Devotional Short Note on Job 14

 

Koot van Wyk (DLitt et Phil; ThD)

 

Devotional Short Note on Job 14: The readers may well ask where they can get a good translation in English of Job? Miss. Elizabeth Smith’s translation of 1810 is online available for download. She is not perfect and made errors by adding some words that are not in the original or reading Arabic meanings instead of Egyptian and in one case suggested with scissors to cut the Word of God and moved it to another position. A red card of course. But, the simplicity of her translation and the attempt to be very literal at times is the beauty of it. I have thus provided her translation here and updated the English, removed the Arabisms for Egyptianisms and here and there translated more literal.

Adapted and Reworked Translation of Elizabeth Smith 1810:

 

1 Man born of a woman,

Short are his days, and full of *affliction* [*quaking*, so also the Rabbi Mezudath Zion].

2 He Cometh forth like a flower, and is cut off,

He [flees] away like a shadow, and [remains] not.

[3] Even upon such an one, will [You] open [Your] eyes?

And bring me into judgment with [You]?

[4] Who [gives a clean (thing) out of an unclean (one)?] Not one.

[5] If his days be cut *short [or *are limited],

the number of his months be with [You],

And [You] have [set] his [*scepter* (Middle Egyptian ḥḳ3t meaning “scepter” for Hebrew חקו).
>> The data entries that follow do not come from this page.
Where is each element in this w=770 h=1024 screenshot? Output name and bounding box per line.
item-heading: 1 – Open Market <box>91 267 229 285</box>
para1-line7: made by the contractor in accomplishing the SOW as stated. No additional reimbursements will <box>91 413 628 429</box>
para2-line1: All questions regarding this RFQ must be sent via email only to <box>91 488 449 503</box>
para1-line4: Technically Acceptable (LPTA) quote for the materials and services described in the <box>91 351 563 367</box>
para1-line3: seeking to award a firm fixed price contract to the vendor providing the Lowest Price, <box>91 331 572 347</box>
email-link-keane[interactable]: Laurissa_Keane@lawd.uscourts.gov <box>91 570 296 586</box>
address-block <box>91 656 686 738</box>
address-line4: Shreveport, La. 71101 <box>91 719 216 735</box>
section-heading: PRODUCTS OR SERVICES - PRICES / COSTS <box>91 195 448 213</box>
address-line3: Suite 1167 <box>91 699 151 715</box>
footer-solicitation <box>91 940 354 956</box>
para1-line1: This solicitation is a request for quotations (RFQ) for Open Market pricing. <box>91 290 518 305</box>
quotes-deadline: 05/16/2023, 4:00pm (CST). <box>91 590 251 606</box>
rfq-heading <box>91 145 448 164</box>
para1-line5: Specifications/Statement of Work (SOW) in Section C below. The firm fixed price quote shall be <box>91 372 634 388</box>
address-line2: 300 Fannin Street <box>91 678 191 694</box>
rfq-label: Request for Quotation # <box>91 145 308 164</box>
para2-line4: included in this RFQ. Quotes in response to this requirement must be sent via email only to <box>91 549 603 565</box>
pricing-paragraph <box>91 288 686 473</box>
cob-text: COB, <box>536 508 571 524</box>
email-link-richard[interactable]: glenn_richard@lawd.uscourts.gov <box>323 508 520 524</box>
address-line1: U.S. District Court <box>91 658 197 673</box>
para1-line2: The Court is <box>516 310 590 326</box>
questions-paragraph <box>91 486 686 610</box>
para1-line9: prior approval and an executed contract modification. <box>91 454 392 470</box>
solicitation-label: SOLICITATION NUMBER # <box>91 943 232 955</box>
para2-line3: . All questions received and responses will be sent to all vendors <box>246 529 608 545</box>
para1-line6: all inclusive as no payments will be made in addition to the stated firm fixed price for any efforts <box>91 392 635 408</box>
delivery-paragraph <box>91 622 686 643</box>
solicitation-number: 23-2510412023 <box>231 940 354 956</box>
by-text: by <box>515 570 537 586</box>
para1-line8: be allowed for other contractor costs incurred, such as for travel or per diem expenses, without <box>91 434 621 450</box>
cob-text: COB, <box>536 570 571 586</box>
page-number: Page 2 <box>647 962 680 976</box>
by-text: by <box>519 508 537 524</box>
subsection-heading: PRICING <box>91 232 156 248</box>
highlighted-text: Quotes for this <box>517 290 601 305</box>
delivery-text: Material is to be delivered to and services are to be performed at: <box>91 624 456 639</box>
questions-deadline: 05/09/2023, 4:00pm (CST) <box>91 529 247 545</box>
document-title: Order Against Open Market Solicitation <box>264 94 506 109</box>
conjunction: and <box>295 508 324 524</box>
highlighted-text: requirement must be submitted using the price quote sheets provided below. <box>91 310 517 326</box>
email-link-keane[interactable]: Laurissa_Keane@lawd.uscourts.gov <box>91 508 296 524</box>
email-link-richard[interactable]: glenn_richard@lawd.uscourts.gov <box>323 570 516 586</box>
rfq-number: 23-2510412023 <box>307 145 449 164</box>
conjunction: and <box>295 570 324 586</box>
Haq in Hebrew means “ordinance, law, limit”] which he may not pass over,

[6] Look from off him [Elizabeth Smith 1810 is better here since it is more literal than “turn away”], that he may rest.

Till he [*acquit*, used by Moses in Leviticus 26:34, 41, 43 later when he wrote Leviticus between 1448-1410 BCE] his day, like a hireling'.

[7] For there is [to a tree] hope

If it be cut down, [*also still*] it may revive,

And its [sprouts] will not fail/[cease].

[8] [If] its root be grown old in the earth,

its stump also in the dust be dead.

[9] From the smell of water it will bud.

And [make] branches like a [young] plant/[sapling].

[10] [Also] the strong man will die, and will be [*defeated* as Moses used it after 1450 BCE in Exodus 17:13].

And [mankind] [*lack* (Middle Egyptian g3w meaning “lack” for Hebrew גוע). The Arabic would not do here], and where is he?

[11] The waters fail [*cease* or *fail* as used by Moses in his later book Deuteronomy 32:36] from the sea.

And the river [drained] and dry up.

[12] And man lies down, and shall not arise,

[Until] there be no heaven, he shall not be awakened

And he shall not be disturbed from his sleep.

[13] [Who will give in Sheol? You hide me.] You [veil/conceal] me [until] Your wrath turns away. Appoint to me a *scepter (see supra)*/*limit*/*set time* and remember me. [Keep in mind Moses lost his potential scepter from Hatshepsut when he manslaughtered the Egyptian in 1490 BCE, thus opening the chances for the illegal child Thutmosis III from a streetwoman Iset, to snatch the throne from him].

[14] If a strong man dies, shall he live again ?

All the days of my appointed time will I wait,

[Until] my renovation come:

[15] You will call, and I will answer,

To the work of Your hands You will *reckon with* [Middle Egyptian ḥsb for Hebrew simulationכסף ].

[16] [For] now You number my steps,

[Not will** You keep upon my sins]. (**Rabbi Rashi of the Middle Ages made this a present tense instead of Future)

[17] Sealing my transgression in a bundle,

And You have [*attached* or *tied up* (so the Rabbis of the Middle Ages) or *plastered*/*coat*/*paint over* so also Jerome in the Vulgate in 389 A.D.] Yourself upon my iniquity. (Think of Abraham fastening Isaac on the altar but Christ took his place in 31 A.D. fastened to a cross upon our iniquity).

[18] [And surely, a falling mountain will produce and a rock that moves from its place].

[19] The stones wears away. Water will flood its *remainder* [Middle Egyptian spyt meaning “remainder” for Hebrew ספיחיה](It is not the Arabic word saḥîfeh because the consonants are interchanged and the Word of God reads spḥ not like the Arabic here sḥp “rainstorm”. It is thus useless to refer to Assyrian saḫâpu as support for the Arabic meaning “overturn/devastate” because both words have the order different than the Word of God. Yet, despite the red card, scholars went ahead with their translations)], the dust of the earth.

[And the hope of mankind You have destroyed].

[20] [You] [*immerse* (Middle Egyptian tḫb for Hebrew simulation as תקף)] to eternity and he goes away, change his face and You send him away.

[21] His sons come to honor, and [he does not know],

They are brought low,[ and not do they *understand/perceive* unto it].

[22] Only his flesh upon him [will] corrupt.

And his soul [over it You shall mourn].